自撮り聖女は推しのライブまでに元の世界に帰りたいので忘却の霧を払います

橙山 カカオ

紺屋町


 熱のこもった少女の声が、夕暮れの人込みに響いた。


「来て、来て、お願い……っ!」


 スマホを握り締めた少女が一人、雑踏の端で切実に祈っている。

 紺色を主にした高校の制服。先端の二割だけ桃色に染めた茶髪。青に星をちりばめたようなネイル。人込みでも目立つ少女を、同じ高校の制服を着た友人が呆れた顔で見ていた。
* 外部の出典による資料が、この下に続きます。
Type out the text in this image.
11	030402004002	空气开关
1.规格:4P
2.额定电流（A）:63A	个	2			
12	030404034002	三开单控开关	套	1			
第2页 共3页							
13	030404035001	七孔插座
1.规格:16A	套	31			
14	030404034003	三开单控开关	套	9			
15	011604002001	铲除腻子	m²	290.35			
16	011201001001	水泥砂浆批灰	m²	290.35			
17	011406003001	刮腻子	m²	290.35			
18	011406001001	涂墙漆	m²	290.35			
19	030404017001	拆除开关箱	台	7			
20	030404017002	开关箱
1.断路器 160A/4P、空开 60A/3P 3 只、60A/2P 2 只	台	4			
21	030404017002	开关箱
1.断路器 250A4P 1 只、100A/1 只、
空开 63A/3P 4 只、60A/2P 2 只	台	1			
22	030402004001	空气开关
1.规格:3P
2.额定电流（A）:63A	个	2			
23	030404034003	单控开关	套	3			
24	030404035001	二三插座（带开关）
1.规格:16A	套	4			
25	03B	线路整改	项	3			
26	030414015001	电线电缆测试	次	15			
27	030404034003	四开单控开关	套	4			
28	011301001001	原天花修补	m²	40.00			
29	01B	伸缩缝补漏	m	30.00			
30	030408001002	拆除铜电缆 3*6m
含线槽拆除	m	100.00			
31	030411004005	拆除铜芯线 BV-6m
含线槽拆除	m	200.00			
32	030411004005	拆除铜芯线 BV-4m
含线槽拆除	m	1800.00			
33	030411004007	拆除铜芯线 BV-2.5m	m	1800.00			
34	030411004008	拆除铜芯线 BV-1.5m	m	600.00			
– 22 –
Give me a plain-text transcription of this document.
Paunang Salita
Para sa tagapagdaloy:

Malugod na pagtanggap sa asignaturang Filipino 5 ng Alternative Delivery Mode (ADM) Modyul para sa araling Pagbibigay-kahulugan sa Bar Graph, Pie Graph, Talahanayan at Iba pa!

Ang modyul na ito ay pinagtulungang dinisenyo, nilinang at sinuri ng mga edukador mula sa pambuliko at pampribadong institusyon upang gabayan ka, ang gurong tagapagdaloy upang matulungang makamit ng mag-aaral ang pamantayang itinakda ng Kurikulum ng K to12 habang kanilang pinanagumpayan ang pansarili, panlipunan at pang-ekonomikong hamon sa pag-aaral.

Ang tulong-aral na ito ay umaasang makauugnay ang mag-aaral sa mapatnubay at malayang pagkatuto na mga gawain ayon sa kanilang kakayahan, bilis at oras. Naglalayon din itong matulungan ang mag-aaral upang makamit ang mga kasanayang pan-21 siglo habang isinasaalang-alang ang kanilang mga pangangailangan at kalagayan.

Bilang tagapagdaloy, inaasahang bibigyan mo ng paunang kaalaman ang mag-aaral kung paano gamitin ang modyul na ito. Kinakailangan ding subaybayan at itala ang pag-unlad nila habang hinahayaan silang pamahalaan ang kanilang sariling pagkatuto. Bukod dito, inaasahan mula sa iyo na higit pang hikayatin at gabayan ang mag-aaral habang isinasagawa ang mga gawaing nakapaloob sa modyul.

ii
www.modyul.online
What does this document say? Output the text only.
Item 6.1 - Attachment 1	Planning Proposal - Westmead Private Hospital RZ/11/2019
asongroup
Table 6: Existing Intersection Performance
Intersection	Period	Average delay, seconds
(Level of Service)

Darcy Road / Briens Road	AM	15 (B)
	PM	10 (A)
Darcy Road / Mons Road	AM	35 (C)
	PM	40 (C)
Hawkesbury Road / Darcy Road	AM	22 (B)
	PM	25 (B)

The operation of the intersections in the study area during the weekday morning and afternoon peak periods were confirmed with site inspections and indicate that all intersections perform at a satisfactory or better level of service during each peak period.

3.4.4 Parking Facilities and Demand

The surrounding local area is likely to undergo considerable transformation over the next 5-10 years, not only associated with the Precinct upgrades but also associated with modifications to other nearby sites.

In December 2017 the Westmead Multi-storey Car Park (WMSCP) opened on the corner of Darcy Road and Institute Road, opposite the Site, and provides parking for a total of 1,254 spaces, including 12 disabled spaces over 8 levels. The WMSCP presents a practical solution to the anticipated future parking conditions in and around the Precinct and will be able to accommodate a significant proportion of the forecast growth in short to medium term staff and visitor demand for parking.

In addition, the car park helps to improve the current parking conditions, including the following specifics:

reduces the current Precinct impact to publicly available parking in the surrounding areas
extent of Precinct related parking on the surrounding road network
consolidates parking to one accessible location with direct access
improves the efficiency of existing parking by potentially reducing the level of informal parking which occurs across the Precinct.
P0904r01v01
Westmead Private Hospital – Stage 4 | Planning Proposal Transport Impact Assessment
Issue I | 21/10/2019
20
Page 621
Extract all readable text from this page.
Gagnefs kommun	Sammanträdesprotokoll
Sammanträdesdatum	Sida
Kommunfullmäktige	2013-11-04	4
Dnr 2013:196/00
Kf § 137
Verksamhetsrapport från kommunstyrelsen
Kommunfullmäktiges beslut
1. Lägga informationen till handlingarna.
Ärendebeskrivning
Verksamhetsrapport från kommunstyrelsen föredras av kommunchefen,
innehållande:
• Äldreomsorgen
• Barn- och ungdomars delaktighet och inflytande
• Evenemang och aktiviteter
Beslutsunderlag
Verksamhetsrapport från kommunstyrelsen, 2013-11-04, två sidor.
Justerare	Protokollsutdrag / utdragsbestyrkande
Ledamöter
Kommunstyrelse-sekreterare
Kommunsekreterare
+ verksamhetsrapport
「まつり、早く行こーよー。ねー。オムライスが私を待ってんだよー」

「確認するだけだから! すぐ終わ……」


 声が途切れる。スマホを掴んだ手が震え、身体に力が入ってこわばっているのが外からでも見て取れるほどだった。


「……どした?」

「当たっ――っだぁあああ!!!」


 弾けるような快哉。

 軽く飛び跳ねて喜びを表現する少女――石堂 まつりのスマホには、こう表示されていた。


『チケットが当選しました』


「おめじゃん。何とかってバンドだっけ?」

「ロンペン! 〈ロンリー・ペンギン〉! 初めてのアリーナ!」


 喜びのあまり単語を口にするしかできないまつりは、腕を振ってその喜びを伝えようとするが、友人は興味なさそうに頷くだけだ。その肩をぐいと抱き寄せて、まつりはスマホを掲げる。


「また自撮り? ほんと好きだよねー」

「嬉しすぎるんだもん、撮らなきゃでしょ。……やっべ、顔にやける」


 手の甲側を見せるピースサインをして笑うまつりと、抜け目なく頬に手を当てた友人。こだわりの角度で画面に収まり、シャッターのボタンを押した瞬間……まばゆい光がスマホから広がりまつりを包む。


「……へぁ?」


 カメラのフラッシュとは比べ物にならない、真っ白い光が、柱のように溢れて……唐突に消えた。


 まつりの姿は、影も形もなくなっていた。